Informed by Strauss and inspired by Paine, appealing to Lincoln and alluding to Truman, beginning with the Constitution and ending with the Declaration, with Biblical phrases echoing throughout -- George W. Bush's Second Inaugural was a powerful and subtle speech.

It will also prove to be a historic speech. Less than three and a half years after 9/11, Bush's Second Inaugural moves American foreign policy beyond the war on terror to the larger struggle against tyranny. It grounds Bush's foreign policy -- American foreign policy -- in American history and American principles. If actions follow words and success greets his efforts, then President Bush will have ushered in a new era in American foreign policy.

That era will of course build on the efforts and achievements of his predecessors -- especially Harry Truman and Ronald Reagan. The invocation of Truman is clear. Here is Truman, in his address to a joint session of Congress on March 12, 1947, announcing what came to be known as the Truman Doctrine: "I believe that it must be the policy of the United States to support free peoples who are resisting attempted subjugation by armed minorities or by outside pressures." And here is Bush: "So it is the policy of the United States to seek and support the growth of democratic movements and institutions in every nation and culture, with the ultimate goal of ending tyranny in our world."

Truman's basically defensive formulation of the doctrine of containment was appropriate at the beginning of the Cold War.
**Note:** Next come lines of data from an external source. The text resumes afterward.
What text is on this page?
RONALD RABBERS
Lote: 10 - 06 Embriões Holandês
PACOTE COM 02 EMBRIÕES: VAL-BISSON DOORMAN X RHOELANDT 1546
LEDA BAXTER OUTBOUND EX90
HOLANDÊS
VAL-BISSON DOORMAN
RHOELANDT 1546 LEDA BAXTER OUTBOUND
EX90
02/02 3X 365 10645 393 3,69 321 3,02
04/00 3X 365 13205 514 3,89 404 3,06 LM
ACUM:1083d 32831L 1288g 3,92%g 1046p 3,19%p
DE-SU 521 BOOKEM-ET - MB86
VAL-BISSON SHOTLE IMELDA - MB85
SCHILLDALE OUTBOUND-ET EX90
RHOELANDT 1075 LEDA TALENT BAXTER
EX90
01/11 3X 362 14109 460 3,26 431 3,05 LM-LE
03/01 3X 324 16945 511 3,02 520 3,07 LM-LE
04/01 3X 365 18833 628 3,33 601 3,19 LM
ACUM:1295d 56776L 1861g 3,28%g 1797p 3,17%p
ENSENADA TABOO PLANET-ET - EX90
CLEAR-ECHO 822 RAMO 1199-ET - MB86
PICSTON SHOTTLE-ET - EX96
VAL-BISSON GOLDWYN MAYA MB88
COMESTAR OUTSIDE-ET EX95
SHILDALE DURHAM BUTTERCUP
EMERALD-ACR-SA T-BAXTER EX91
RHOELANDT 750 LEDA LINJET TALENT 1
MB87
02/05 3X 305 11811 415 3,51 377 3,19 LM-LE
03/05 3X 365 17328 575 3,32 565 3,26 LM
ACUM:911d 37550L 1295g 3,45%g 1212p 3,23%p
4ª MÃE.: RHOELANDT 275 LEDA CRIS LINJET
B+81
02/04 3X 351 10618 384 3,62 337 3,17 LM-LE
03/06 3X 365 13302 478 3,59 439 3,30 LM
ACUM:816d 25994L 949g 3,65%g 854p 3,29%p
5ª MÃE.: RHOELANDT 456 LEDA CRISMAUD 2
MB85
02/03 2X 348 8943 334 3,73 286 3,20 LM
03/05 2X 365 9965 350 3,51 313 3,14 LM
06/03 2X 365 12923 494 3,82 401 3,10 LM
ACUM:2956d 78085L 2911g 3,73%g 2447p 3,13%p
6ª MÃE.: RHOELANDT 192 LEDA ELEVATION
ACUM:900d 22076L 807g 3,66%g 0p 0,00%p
Reagan was able, two generations later, to go further and to talk of transcending or overcoming communism. So we did, and Bush claims we are in a new and more hopeful era: "America's vital interests and our deepest beliefs are now one." Our previous victories allow a more expansive embrace of America's "ultimate goal."

Expansive does not mean reckless. Bush avoids John Kennedy's impressive but overly grand, "pay any price, bear any burden" formulation. Bush states that military force will of course be used to "protect this nation and its people against further attacks and emerging threats," and that "we will defend ourselves and our friends by force of arms when necessary." But he explains that the task of ending tyranny around the world is not "primarily the task of arms." The goal of ending tyranny will be pursued through many avenues, and is the "work of generations."
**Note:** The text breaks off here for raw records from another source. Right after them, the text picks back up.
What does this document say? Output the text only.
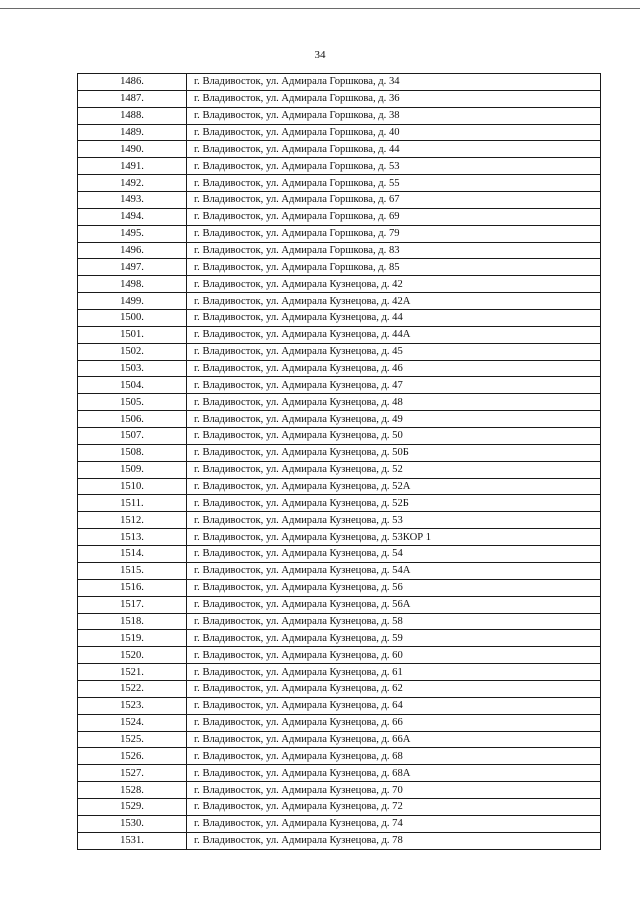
34
1486.	г. Владивосток, ул. Адмирала Горшкова, д. 34
1487.	г. Владивосток, ул. Адмирала Горшкова, д. 36
1488.	г. Владивосток, ул. Адмирала Горшкова, д. 38
1489.	г. Владивосток, ул. Адмирала Горшкова, д. 40
1490.	г. Владивосток, ул. Адмирала Горшкова, д. 44
1491.	г. Владивосток, ул. Адмирала Горшкова, д. 53
1492.	г. Владивосток, ул. Адмирала Горшкова, д. 55
1493.	г. Владивосток, ул. Адмирала Горшкова, д. 67
1494.	г. Владивосток, ул. Адмирала Горшкова, д. 69
1495.	г. Владивосток, ул. Адмирала Горшкова, д. 79
1496.	г. Владивосток, ул. Адмирала Горшкова, д. 83
1497.	г. Владивосток, ул. Адмирала Горшкова, д. 85
1498.	г. Владивосток, ул. Адмирала Кузнецова, д. 42
1499.	г. Владивосток, ул. Адмирала Кузнецова, д. 42А
1500.	г. Владивосток, ул. Адмирала Кузнецова, д. 44
1501.	г. Владивосток, ул. Адмирала Кузнецова, д. 44А
1502.	г. Владивосток, ул. Адмирала Кузнецова, д. 45
1503.	г. Владивосток, ул. Адмирала Кузнецова, д. 46
1504.	г. Владивосток, ул. Адмирала Кузнецова, д. 47
1505.	г. Владивосток, ул. Адмирала Кузнецова, д. 48
1506.	г. Владивосток, ул. Адмирала Кузнецова, д. 49
1507.	г. Владивосток, ул. Адмирала Кузнецова, д. 50
1508.	г. Владивосток, ул. Адмирала Кузнецова, д. 50Б
1509.	г. Владивосток, ул. Адмирала Кузнецова, д. 52
1510.	г. Владивосток, ул. Адмирала Кузнецова, д. 52А
1511.	г. Владивосток, ул. Адмирала Кузнецова, д. 52Б
1512.	г. Владивосток, ул. Адмирала Кузнецова, д. 53
1513.	г. Владивосток, ул. Адмирала Кузнецова, д. 53КОР 1
1514.	г. Владивосток, ул. Адмирала Кузнецова, д. 54
1515.	г. Владивосток, ул. Адмирала Кузнецова, д. 54А
1516.	г. Владивосток, ул. Адмирала Кузнецова, д. 56
1517.	г. Владивосток, ул. Адмирала Кузнецова, д. 56А
1518.	г. Владивосток, ул. Адмирала Кузнецова, д. 58
1519.	г. Владивосток, ул. Адмирала Кузнецова, д. 59
1520.	г. Владивосток, ул. Адмирала Кузнецова, д. 60
1521.	г. Владивосток, ул. Адмирала Кузнецова, д. 61
1522.	г. Владивосток, ул. Адмирала Кузнецова, д. 62
1523.	г. Владивосток, ул. Адмирала Кузнецова, д. 64
1524.	г. Владивосток, ул. Адмирала Кузнецова, д. 66
1525.	г. Владивосток, ул. Адмирала Кузнецова, д. 66А
1526.	г. Владивосток, ул. Адмирала Кузнецова, д. 68
1527.	г. Владивосток, ул. Адмирала Кузнецова, д. 68А
1528.	г. Владивосток, ул. Адмирала Кузнецова, д. 70
1529.	г. Владивосток, ул. Адмирала Кузнецова, д. 72
1530.	г. Владивосток, ул. Адмирала Кузнецова, д. 74
1531.	г. Владивосток, ул. Адмирала Кузнецова, д. 78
And Bush makes careful distinctions among the nations of the world. There are democratic allies, to whom he reaches out for help. There are "governments with long habits of control" -- Russia, or China, or the Arab dictators -- whose leaders Bush urges to start on the "journey of progress and justice, and America will walk at your side." But he also makes clear to these leaders that we will pressure them and hold them accountable for oppression, and that we will support dissidents and democratic reformers in their countries.
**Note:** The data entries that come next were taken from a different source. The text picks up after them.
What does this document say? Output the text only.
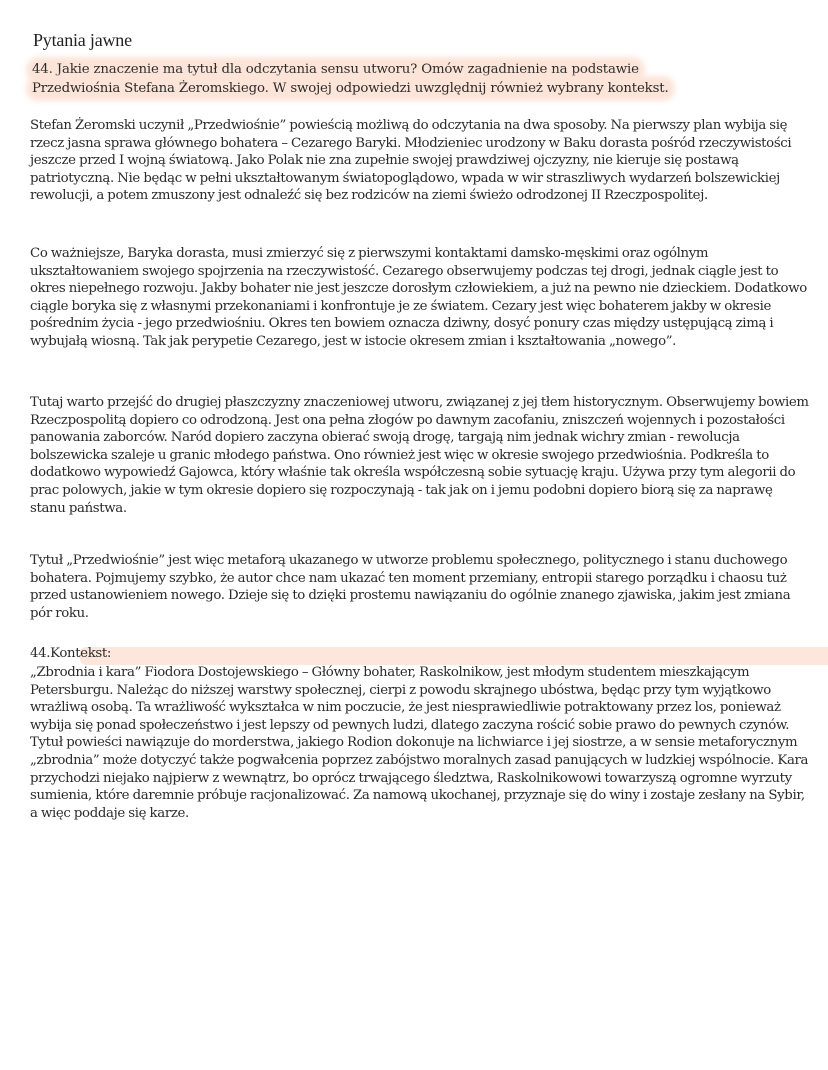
Pytania jawne
44. Jakie znaczenie ma tytuł dla odczytania sensu utworu? Omów zagadnienie na podstawie
Przedwiośnia Stefana Żeromskiego. W swojej odpowiedzi uwzględnij również wybrany kontekst.
Stefan Żeromski uczynił „Przedwiośnie” powieścią możliwą do odczytania na dwa sposoby. Na pierwszy plan wybija się rzecz jasna sprawa głównego bohatera – Cezarego Baryki. Młodzieniec urodzony w Baku dorasta pośród rzeczywistości jeszcze przed I wojną światową. Jako Polak nie zna zupełnie swojej prawdziwej ojczyzny, nie kieruje się postawą patriotyczną. Nie będąc w pełni ukształtowanym światopoglądowo, wpada w wir straszliwych wydarzeń bolszewickiej rewolucji, a potem zmuszony jest odnaleźć się bez rodziców na ziemi świeżo odrodzonej II Rzeczpospolitej.
Co ważniejsze, Baryka dorasta, musi zmierzyć się z pierwszymi kontaktami damsko-męskimi oraz ogólnym ukształtowaniem swojego spojrzenia na rzeczywistość. Cezarego obserwujemy podczas tej drogi, jednak ciągle jest to okres niepełnego rozwoju. Jakby bohater nie jest jeszcze dorosłym człowiekiem, a już na pewno nie dzieckiem. Dodatkowo ciągle boryka się z własnymi przekonaniami i konfrontuje je ze światem. Cezary jest więc bohaterem jakby w okresie pośrednim życia - jego przedwiośniu. Okres ten bowiem oznacza dziwny, dosyć ponury czas między ustępującą zimą i wybujałą wiosną. Tak jak perypetie Cezarego, jest w istocie okresem zmian i kształtowania „nowego”.
Tutaj warto przejść do drugiej płaszczyzny znaczeniowej utworu, związanej z jej tłem historycznym. Obserwujemy bowiem Rzeczpospolitą dopiero co odrodzoną. Jest ona pełna złogów po dawnym zacofaniu, zniszczeń wojennych i pozostałości panowania zaborców. Naród dopiero zaczyna obierać swoją drogę, targają nim jednak wichry zmian - rewolucja bolszewicka szaleje u granic młodego państwa. Ono również jest więc w okresie swojego przedwiośnia. Podkreśla to dodatkowo wypowiedź Gajowca, który właśnie tak określa współczesną sobie sytuację kraju. Używa przy tym alegorii do prac polowych, jakie w tym okresie dopiero się rozpoczynają - tak jak on i jemu podobni dopiero biorą się za naprawę stanu państwa.
Tytuł „Przedwiośnie” jest więc metaforą ukazanego w utworze problemu społecznego, politycznego i stanu duchowego bohatera. Pojmujemy szybko, że autor chce nam ukazać ten moment przemiany, entropii starego porządku i chaosu tuż przed ustanowieniem nowego. Dzieje się to dzięki prostemu nawiązaniu do ogólnie znanego zjawiska, jakim jest zmiana pór roku.
44.Kontekst:
„Zbrodnia i kara” Fiodora Dostojewskiego – Główny bohater, Raskolnikow, jest młodym studentem mieszkającym Petersburgu. Należąc do niższej warstwy społecznej, cierpi z powodu skrajnego ubóstwa, będąc przy tym wyjątkowo wrażliwą osobą. Ta wrażliwość wykształca w nim poczucie, że jest niesprawiedliwie potraktowany przez los, ponieważ wybija się ponad społeczeństwo i jest lepszy od pewnych ludzi, dlatego zaczyna rościć sobie prawo do pewnych czynów. Tytuł powieści nawiązuje do morderstwa, jakiego Rodion dokonuje na lichwiarce i jej siostrze, a w sensie metaforycznym „zbrodnia” może dotyczyć także pogwałcenia poprzez zabójstwo moralnych zasad panujących w ludzkiej wspólnocie. Kara przychodzi niejako najpierw z wewnątrz, bo oprócz trwającego śledztwa, Raskolnikowowi towarzyszą ogromne wyrzuty sumienia, które daremnie próbuje racjonalizować. Za namową ukochanej, przyznaje się do winy i zostaje zesłany na Sybir, a więc poddaje się karze.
Then there are the "outlaw regimes." It is their rulers who call to mind Lincoln's statement: "Those who deny freedom to others deserve it not for themselves; and, under the rule of a just God, cannot long retain it." So for those nations we intend to promote regime change -- primarily through peaceful means, but not ruling out military force in the case of threats to us.

If the critics of the speech who have denounced it as simple-minded were to read it, they would find it sophisticated. They might even find it nuanced.
Still, sophisticated and nuanced as it is, it does proclaim the goal of ending tyranny. And just as Truman's speech shaped policy, so Bush's will. As he implicitly acknowledges, his presidency will be judged not by this speech but by his achievements. The speech, by laying out a clear and compelling path for U.S. foreign policy, will make substantial achievements easier. There will be vigorous debates over how to secure these achievements -- debates over defense spending and diplomacy, over particular tactics and operational choices. We will at times differ with the president on some of these matters, as we have at times in the past. But on the fundamental American goal, President Bush has it right -- profoundly right.